Teknoloji Haberleri

Yeni Kuantum Yerçekimi Teorisi Einstein’a Karşı Çıkıyor


Yeni kuantum yerçekimi teorisi Einstein'a meydan okuyor
Fizik alanında devrim yaratabilecek bir yeni çalışma, yerçekimi ve kuantum mekaniğini bir araya getirme potansiyeli taşıyor. Henüz deneylerle test edilmemiş olsa da, bilim insanlarının öne sürdüğü bu yeni model, Einstein’ın genel görelilik teorisini kuantum ile uyumlu hale getirerek evrenin işleyişine dair köklü değişiklikler yapabilir.

Fizikte yüzyılı aşkın süredir çözülmeyen en büyük meselelerden biri, yerçekimini kuantum seviyesinde açıklayabilmekti. Elektromanyetik, zayıf ve güçlü nükleer kuvvetler kuantum alan teorileriyle başarıyla tanımlanırken, yerçekimi hâlâ klasik fizik yasalarına dayanıyordu. Finlandiya’daki Aalto Üniversitesi’nden Mikko Partanen ve Jukka Tulkki liderliğinde gerçekleştirilen ve Reports on Progress in Physics dergisinde yayımlanan bu yeni çalışma, bu durumu değiştirebilir.

Kuantum alan teorilerine uyumlu yeni yerçekimi modeli

Yeni model, Einstein’ın yerçekimini uzay-zamanın eğrilmesi olarak tanımlayan görüşünü köklü bir şekilde değiştiriyor. Bu yaklaşım yerçekimini birbirleriyle bağlantılı dört farklı alanın etkileşimi olarak yeniden tanımlıyor. Yeni model, kuantum yerçekimini, Standart Model’deki elektromanyetik, zayıf ve güçlü etkileşimler gibi kuantum alan teorileri ile benzer bir yapı içinde tanımlıyor.

Böylece, klasik düzeyde genel görelilikle tutarlı kalırken, kuantum etkilerini de sistematik bir şekilde dahil ediyor. Bu yeni yaklaşım, geleneksel kuantum yerçekimi modellerinde karşılaşılan gözlemlenemeyen sonsuzluklar veya fiziksel olarak anlamsız negatif olasılıkları içermiyor. Çünkü teori, başlangıçtan itibaren kuantum alan teorilerine benzer bir yapı üzerine inşa edildi.

Mikko Partanen, “En önemli bulgumuz, teorimizin Standart Model’in diğer temel etkileşimlerinin formülasyonuna benzer bir şekilde kuantum yerçekimine yeni bir çerçeve sunmasıdır,” diyor.

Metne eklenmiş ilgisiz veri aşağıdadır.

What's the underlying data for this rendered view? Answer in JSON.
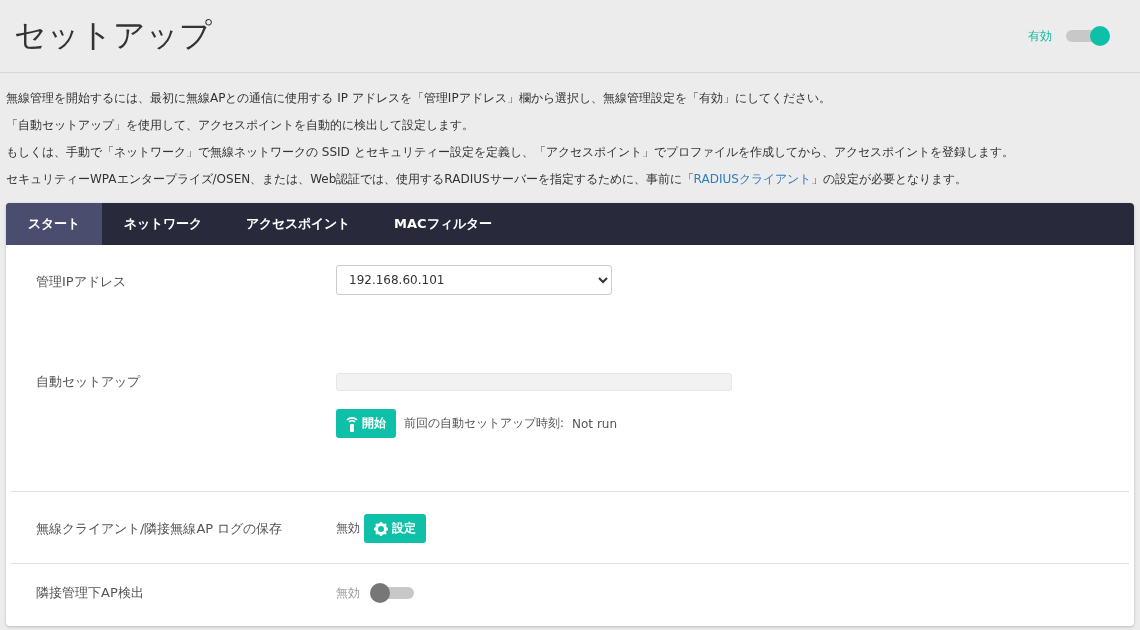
{
  "header": {
    "title": "セットアップ",
    "toggle": {
      "label": "有効",
      "on": true
    }
  },
  "description": [
    "無線管理を開始するには、最初に無線APとの通信に使用する IP アドレスを「管理IPアドレス」欄から選択し、無線管理設定を「有効」にしてください。",
    "「自動セットアップ」を使用して、アクセスポイントを自動的に検出して設定します。",
    "もしくは、手動で「ネットワーク」で無線ネットワークの SSID とセキュリティー設定を定義し、「アクセスポイント」でプロファイルを作成してから、アクセスポイントを登録します。"
  ],
  "note": {
    "before": "セキュリティーWPAエンタープライズ/OSEN、または、Web認証では、使用するRADIUSサーバーを指定するために、事前に「",
    "link": "RADIUSクライアント",
    "after": "」の設定が必要となります。"
  },
  "tabs": [
    {
      "label": "スタート",
      "selected": true
    },
    {
      "label": "ネットワーク",
      "selected": false
    },
    {
      "label": "アクセスポイント",
      "selected": false
    },
    {
      "label": "MACフィルター",
      "selected": false
    }
  ],
  "rows": [
    {
      "kind": "select",
      "label": "管理IPアドレス",
      "value": "192.168.60.101"
    },
    {
      "kind": "progress",
      "label": "自動セットアップ",
      "level": 0,
      "button": "開始",
      "last_run_label": "前回の自動セットアップ時刻:",
      "last_run": "Not run"
    },
    {
      "kind": "setting",
      "label": "無線クライアント/隣接無線AP ログの保存",
      "status": "無効",
      "button": "設定"
    },
    {
      "kind": "toggle",
      "label": "隣接管理下AP検出",
      "toggle": {
        "label": "無効",
        "on": false
      }
    }
  ]
}
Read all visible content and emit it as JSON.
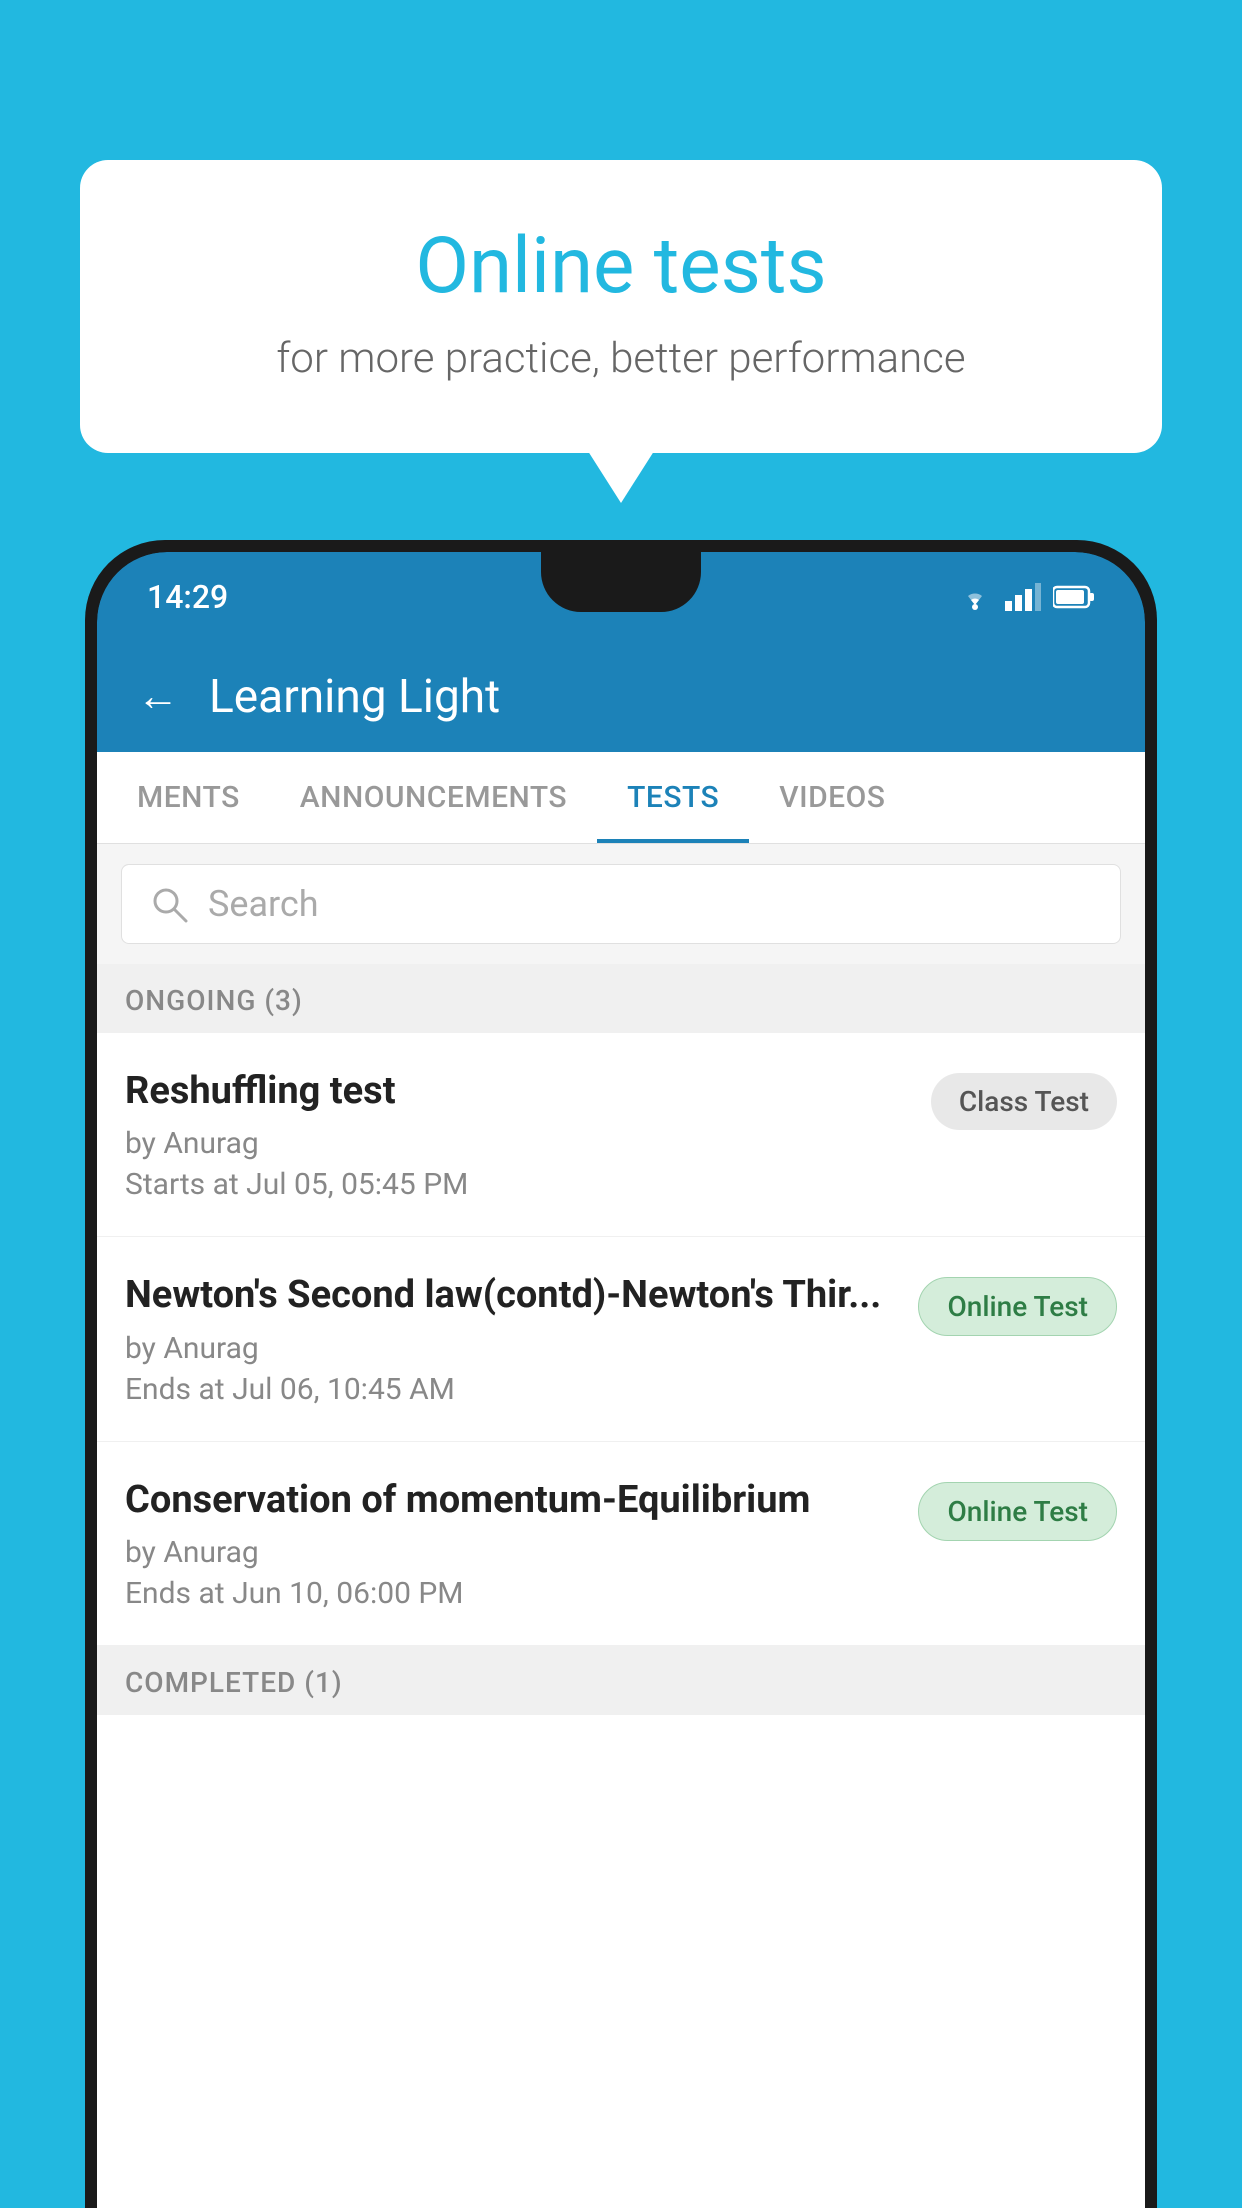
{
  "background_color": "#22b8e0",
  "bubble": {
    "title": "Online tests",
    "subtitle": "for more practice, better performance"
  },
  "phone": {
    "status_bar": {
      "time": "14:29",
      "wifi": "▼",
      "signal": "▲",
      "battery": "▐"
    },
    "app_header": {
      "back_label": "←",
      "title": "Learning Light"
    },
    "tabs": [
      {
        "label": "MENTS",
        "active": false
      },
      {
        "label": "ANNOUNCEMENTS",
        "active": false
      },
      {
        "label": "TESTS",
        "active": true
      },
      {
        "label": "VIDEOS",
        "active": false
      }
    ],
    "search": {
      "placeholder": "Search"
    },
    "ongoing_section": {
      "title": "ONGOING (3)"
    },
    "tests": [
      {
        "name": "Reshuffling test",
        "author": "by Anurag",
        "time_label": "Starts at",
        "time": "Jul 05, 05:45 PM",
        "badge": "Class Test",
        "badge_type": "class"
      },
      {
        "name": "Newton's Second law(contd)-Newton's Thir...",
        "author": "by Anurag",
        "time_label": "Ends at",
        "time": "Jul 06, 10:45 AM",
        "badge": "Online Test",
        "badge_type": "online"
      },
      {
        "name": "Conservation of momentum-Equilibrium",
        "author": "by Anurag",
        "time_label": "Ends at",
        "time": "Jun 10, 06:00 PM",
        "badge": "Online Test",
        "badge_type": "online"
      }
    ],
    "completed_section": {
      "title": "COMPLETED (1)"
    }
  }
}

Ekstra boyutlar ve varsayımlara elveda


Yeni kuantum yerçekimi teorisi Einstein'a meydan okuyor
Bu yeni teorinin en dikkat çekici yönlerinden biri de basitliği. Birçok kuantum yerçekimi modeli, gözlemlenmemiş parçacıklar veya ek boyutlara gereksinim duyar. Ancak bu çalışma, sadece bilinen fiziksel sabitleri kullanıyor ve mevcut fizik yasalarına yeni parametreler eklemiyor. Bu da onu test edilebilir kılıyor.

Bu sayede, gelecekteki kuantum yerçekimi deneyleri, doğrudan bu teorinin öngörülerini test edebilir. Ancak belirtmek gerekir ki, kuantum yerçekimi etkileri son derece zayıf olduğundan, doğrudan gözlemler mevcut teknolojinin olanaklarını aşıyor.

Nihai durum söz konusu değil

Her ne kadar umut verici olsa da, model daha başlangıç aşamasındadır. Şu anda teorinin matematiksel olarak tutarlı olduğu gözlemleniyor, fakat bu tutarlılığın tam ve eksiksiz bir kanıtı henüz elde edilmemiştir. Ayrıca, kara delik tekillikleri veya Büyük Patlama’nın fiziksel kökeni gibi yerçekiminin en büyük bilmecelerine dair açıklamalar sunmak için daha fazla geliştirilmesi gerekiyor.

Partanen, “Teorik ve gözlemsel ilerlemelerin mevcut hızında, kuantum yerçekimi etkilerinin doğrudan kanıtını sağlayacak ilk deneysel atılımların gerçekleşmesi birkaç on yıl sürebilir,” diyor. Ancak dolaylı kanıtların daha erken aşamalarda elde edilebileceğini belirtiyor.